Every year millions of dollars are wasted in improper waste management, which is an easy problem to tackle at the user level. By making an easy way for users to manage their waste properly, we can greatly reduce damage. We at SeaGreen wish to spread awareness about this topic and have created a unique, innovative solution utilizing computer vision, AI, and natural language processing.
What it does
Our Android app comes with two features: 1) Recyclable item image recognition: Using the camera, users can query any object to learn how to sort it for waste. The categories are Trash, Recycling, and Compost.
2) AI Chatbot: This interactive chatbot lets users interact through text and natural language to learn the recycling status for anything they want to know about. The bot learns from machine learning and NLP to better respond to user questions.
How we built it
1) Item Recognition: A custom camera view utilizes Microsoft's Computer Vision API, IBM bluemix, and Android Studio, calling the APIs at regular intervals. In the back end, machine learning and NLP tell users which bin to place an object into using text analytics.
2) AI Chatbot: We mainly used Java on the front end, with Python Flask and IBM bluemix/text analytics in the back-end to process language. We had custom-tune some text analytics inside the Android application in order to classify API outputs for our purposes.
Challenges we ran into
Working with Android Studio to create a custom camera view was tricky. In addition, the CV portion required running asynchronous tasks with multiple threads, requiring very explicit synchronization for multi-programming. Python Flask was challenging to work with because servers didn't behave as efficiently as we thought to coordinate the different technologies we used. A lot of APIs had compatibility issues as well. IBM bluemix sometime yielded unexpected results.
Making sure that the chatbot knew the right questions to ask, responses to make and what input should prompt it took a lot of time. It was also tricky to code confirmation for answers that the user gives.
Accomplishments that we're proud of
We were able to create a cohesive product using more than five different APIs. It was very rewarding to be able to use a rising technology like computer vision to create an app that could make a big difference in many societies. This was many of our first experiences with Machine Learning and AI.
What we learned
We learned that creating a multiple-endpoint app is tricky and requires careful planning and communication.
What's next for SeeGreen
We'd love to add the feature to recognize multiple objects at once and label each object's status in the image.
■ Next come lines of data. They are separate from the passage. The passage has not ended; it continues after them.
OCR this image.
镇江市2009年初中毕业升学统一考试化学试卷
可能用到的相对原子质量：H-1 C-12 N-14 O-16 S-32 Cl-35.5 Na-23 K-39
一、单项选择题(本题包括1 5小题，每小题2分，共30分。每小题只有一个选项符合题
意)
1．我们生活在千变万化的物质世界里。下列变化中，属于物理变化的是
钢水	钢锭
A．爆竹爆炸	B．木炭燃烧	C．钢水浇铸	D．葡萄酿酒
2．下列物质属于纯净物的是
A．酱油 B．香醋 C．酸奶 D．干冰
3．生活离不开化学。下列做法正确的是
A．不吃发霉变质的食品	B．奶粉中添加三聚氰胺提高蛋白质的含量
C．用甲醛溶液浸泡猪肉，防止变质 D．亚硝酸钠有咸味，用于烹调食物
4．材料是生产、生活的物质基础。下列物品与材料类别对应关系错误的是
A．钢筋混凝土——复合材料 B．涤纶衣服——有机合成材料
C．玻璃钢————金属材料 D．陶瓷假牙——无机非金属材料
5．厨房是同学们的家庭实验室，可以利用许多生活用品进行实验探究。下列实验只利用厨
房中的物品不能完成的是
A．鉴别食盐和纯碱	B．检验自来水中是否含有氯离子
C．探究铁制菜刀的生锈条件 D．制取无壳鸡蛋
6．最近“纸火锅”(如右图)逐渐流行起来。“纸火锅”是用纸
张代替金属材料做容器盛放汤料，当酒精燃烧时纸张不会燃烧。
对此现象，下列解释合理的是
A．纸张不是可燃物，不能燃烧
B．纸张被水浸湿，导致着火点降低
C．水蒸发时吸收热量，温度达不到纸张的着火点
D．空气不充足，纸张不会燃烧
It would also be great to gear the app towards children to encourage eco-friendly habits and environmental education.
Technically, we hope to improve the CV capabilities to more accurately recognize images. It would be great to partner with governmental and environmental organizations to raise awareness about waste management and research further into needs in the industry. Using more machine learning algorithms, we want to gather more user-based data to better predict results. We think design and the way users interact with technology is important, so more time to polish the user experience and incentivize user is another long-term goal.